Christmas Charities Not Too Cheerful


The Rim country's two big community Christmas charities had a rough time of it this season.

Both the Optimist Club's Christmas food box and Santa's List campaigns had to meet the needs of more people with fewer contributions.

Irma Bramlet, coordinator for the food box project, said 365 boxes were built this year. Last year, the group filled 340. They had to cut back on the contents of the boxes, but Bramlet said they made sure all the boxes contained the things needed to make a Christmas dinner.

The Santa's List program granted the wishes of a whopping 1,000 people this year. But 200 gift requests on the Angel Trees went unclaimed, according to Barb Wilembrecht, who coordinates the project with Brenda Martell.

It seems local charities are not the only ones suffering. The same story is being told by numerous programs in the Valley. Among the reasons cited in a news story about the problem: the high cost of fuel and prescription drugs and the still-shaky economy.

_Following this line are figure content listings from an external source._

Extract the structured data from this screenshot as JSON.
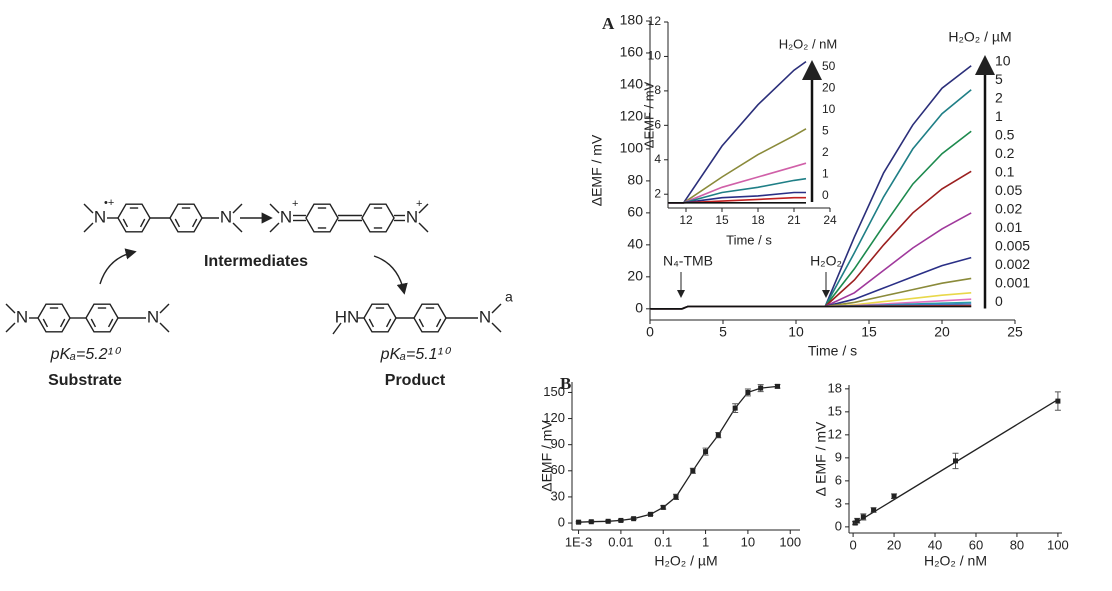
{
  "scheme": {
    "atoms": [
      "N",
      "N",
      "N",
      "N",
      "N",
      "N",
      "HN",
      "N"
    ],
    "charges": [
      "•+",
      "+",
      "+"
    ],
    "labels": {
      "intermediates": "Intermediates",
      "substrate_pka": "pKₐ=5.2¹⁰",
      "substrate": "Substrate",
      "product_pka": "pKₐ=5.1¹⁰",
      "product": "Product",
      "footnote": "a"
    }
  },
  "chart_data": [
    {
      "type": "line",
      "panel": "A",
      "xlabel": "Time / s",
      "ylabel": "ΔEMF / mV",
      "legend_title": "H₂O₂ / µM",
      "annotations": [
        "N₄-TMB",
        "H₂O₂"
      ],
      "xlim": [
        0,
        25
      ],
      "xticks": [
        0,
        5,
        10,
        15,
        20,
        25
      ],
      "ylim": [
        -7,
        180
      ],
      "yticks": [
        0,
        20,
        40,
        60,
        80,
        100,
        120,
        140,
        160,
        180
      ],
      "x": [
        0,
        2.2,
        2.6,
        12,
        14,
        16,
        18,
        20,
        22
      ],
      "series": [
        {
          "name": "10",
          "color": "#2b2f7a",
          "values": [
            0,
            0,
            1.5,
            1.5,
            45,
            85,
            115,
            138,
            152
          ]
        },
        {
          "name": "5",
          "color": "#1f7f86",
          "values": [
            0,
            0,
            1.5,
            1.5,
            35,
            70,
            100,
            122,
            137
          ]
        },
        {
          "name": "2",
          "color": "#1d8a4e",
          "values": [
            0,
            0,
            1.5,
            1.5,
            25,
            52,
            78,
            97,
            111
          ]
        },
        {
          "name": "1",
          "color": "#9b1f1f",
          "values": [
            0,
            0,
            1.5,
            1.5,
            18,
            40,
            60,
            75,
            86
          ]
        },
        {
          "name": "0.5",
          "color": "#a0399c",
          "values": [
            0,
            0,
            1.5,
            1.5,
            10,
            24,
            38,
            50,
            60
          ]
        },
        {
          "name": "0.2",
          "color": "#2a2f86",
          "values": [
            0,
            0,
            1.5,
            1.5,
            6,
            13,
            20,
            27,
            32
          ]
        },
        {
          "name": "0.1",
          "color": "#8a8a3a",
          "values": [
            0,
            0,
            1.5,
            1.5,
            4,
            8,
            12,
            16,
            19
          ]
        },
        {
          "name": "0.05",
          "color": "#e8d84a",
          "values": [
            0,
            0,
            1.5,
            1.5,
            2.5,
            4.5,
            6.5,
            8.5,
            10
          ]
        },
        {
          "name": "0.02",
          "color": "#e070c0",
          "values": [
            0,
            0,
            1.5,
            1.5,
            2,
            3,
            4,
            5,
            6
          ]
        },
        {
          "name": "0.01",
          "color": "#2aa0a8",
          "values": [
            0,
            0,
            1.5,
            1.5,
            1.8,
            2.4,
            3,
            3.5,
            4
          ]
        },
        {
          "name": "0.005",
          "color": "#4a78c8",
          "values": [
            0,
            0,
            1.5,
            1.5,
            1.7,
            2.1,
            2.4,
            2.7,
            3
          ]
        },
        {
          "name": "0.002",
          "color": "#d03030",
          "values": [
            0,
            0,
            1.5,
            1.5,
            1.6,
            1.7,
            1.8,
            1.9,
            2
          ]
        },
        {
          "name": "0.001",
          "color": "#888888",
          "values": [
            0,
            0,
            1.5,
            1.5,
            1.5,
            1.5,
            1.5,
            1.5,
            1.5
          ]
        },
        {
          "name": "0",
          "color": "#111111",
          "values": [
            0,
            0,
            1.5,
            1.5,
            1.5,
            1.5,
            1.5,
            1.5,
            1.5
          ]
        }
      ]
    },
    {
      "type": "line",
      "xlabel": "Time / s",
      "ylabel": "ΔEMF / mV",
      "legend_title": "H₂O₂ / nM",
      "xlim": [
        10.5,
        24
      ],
      "xticks": [
        12,
        15,
        18,
        21,
        24
      ],
      "ylim": [
        1.2,
        12
      ],
      "yticks": [
        2,
        4,
        6,
        8,
        10,
        12
      ],
      "x": [
        10.5,
        11.8,
        15,
        18,
        21,
        22
      ],
      "series": [
        {
          "name": "50",
          "color": "#2b2f7a",
          "values": [
            1.5,
            1.5,
            4.8,
            7.2,
            9.2,
            9.7
          ]
        },
        {
          "name": "20",
          "color": "#8a8a3a",
          "values": [
            1.5,
            1.5,
            3.0,
            4.3,
            5.4,
            5.8
          ]
        },
        {
          "name": "10",
          "color": "#d060a8",
          "values": [
            1.5,
            1.5,
            2.4,
            3.0,
            3.6,
            3.8
          ]
        },
        {
          "name": "5",
          "color": "#1f7f86",
          "values": [
            1.5,
            1.5,
            2.1,
            2.4,
            2.8,
            2.9
          ]
        },
        {
          "name": "2",
          "color": "#2a2f86",
          "values": [
            1.5,
            1.5,
            1.8,
            1.9,
            2.1,
            2.1
          ]
        },
        {
          "name": "1",
          "color": "#c02020",
          "values": [
            1.5,
            1.5,
            1.6,
            1.7,
            1.8,
            1.8
          ]
        },
        {
          "name": "0",
          "color": "#111111",
          "values": [
            1.5,
            1.5,
            1.5,
            1.5,
            1.5,
            1.5
          ]
        }
      ]
    },
    {
      "type": "scatter",
      "panel": "B",
      "xlabel": "H₂O₂ / µM",
      "ylabel": "ΔEMF / mV",
      "xscale": "log",
      "connect": true,
      "xlim": [
        0.0007,
        170
      ],
      "xticks": [
        {
          "value": 0.001,
          "label": "1E-3"
        },
        0.01,
        0.1,
        1,
        10,
        100
      ],
      "ylim": [
        -8,
        162
      ],
      "yticks": [
        0,
        30,
        60,
        90,
        120,
        150
      ],
      "x": [
        0.001,
        0.002,
        0.005,
        0.01,
        0.02,
        0.05,
        0.1,
        0.2,
        0.5,
        1,
        2,
        5,
        10,
        20,
        50
      ],
      "values": [
        1,
        1.5,
        2,
        3,
        5,
        10,
        18,
        30,
        60,
        82,
        101,
        132,
        150,
        155,
        157
      ],
      "errors": [
        1,
        1,
        1,
        1,
        1,
        1,
        2,
        3,
        3,
        4,
        3,
        5,
        4,
        4,
        2
      ]
    },
    {
      "type": "scatter",
      "xlabel": "H₂O₂ / nM",
      "ylabel": "Δ EMF / mV",
      "xlim": [
        -2,
        102
      ],
      "xticks": [
        0,
        20,
        40,
        60,
        80,
        100
      ],
      "ylim": [
        -0.8,
        18.5
      ],
      "yticks": [
        0,
        3,
        6,
        9,
        12,
        15,
        18
      ],
      "x": [
        1,
        2,
        5,
        10,
        20,
        50,
        100
      ],
      "values": [
        0.5,
        0.8,
        1.3,
        2.2,
        4.0,
        8.6,
        16.4
      ],
      "errors": [
        0.2,
        0.3,
        0.4,
        0.3,
        0.3,
        1.0,
        1.2
      ],
      "fit": {
        "x": [
          0,
          100
        ],
        "values": [
          0.3,
          16.6
        ]
      }
    }
  ]
}
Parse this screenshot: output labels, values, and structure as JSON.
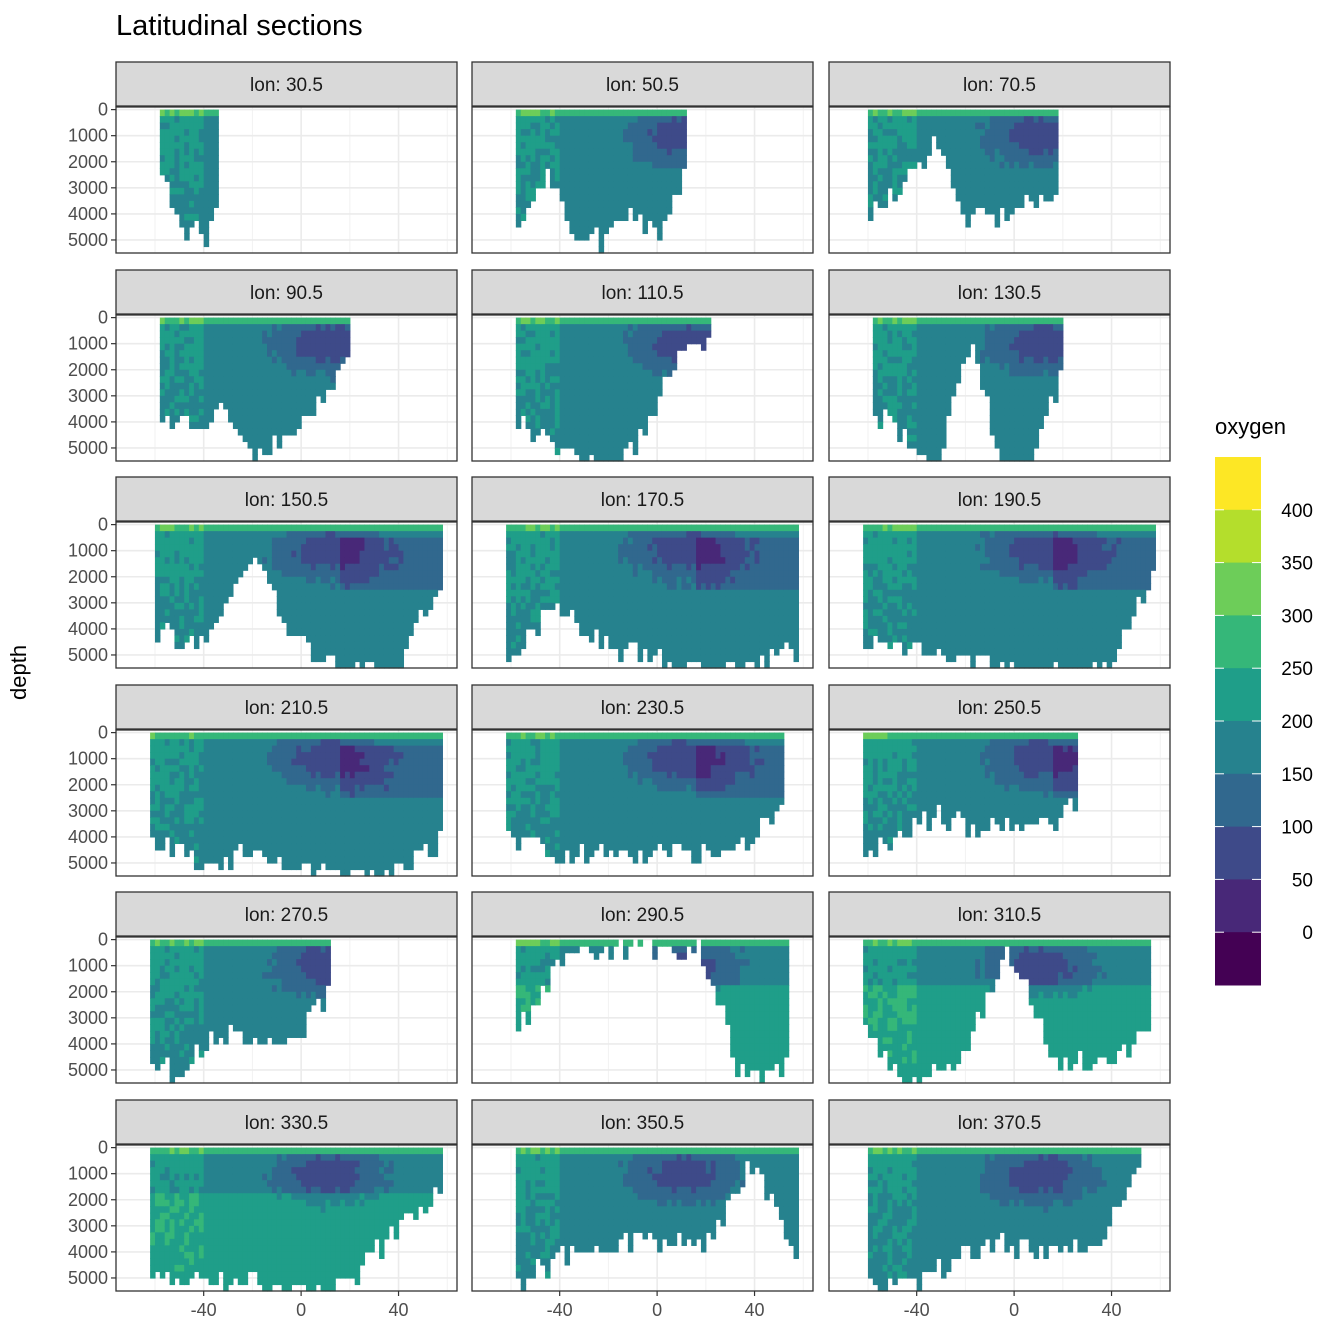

While it is too late to make a difference in the success of this year's Christmas charities, there is still time to help for next year. Monetary contributions made to the Optimist Club for the Christmas food boxes or to Santa's List by the end of the year can help improve their outlook for the new year and help you with your tax returns for 2004. Both the programs are registered non-profit organizations and contributions are tax deductible.

Helping the less fortunate, while helping yourself -- what a great way to end the Christmas season and start the New Year.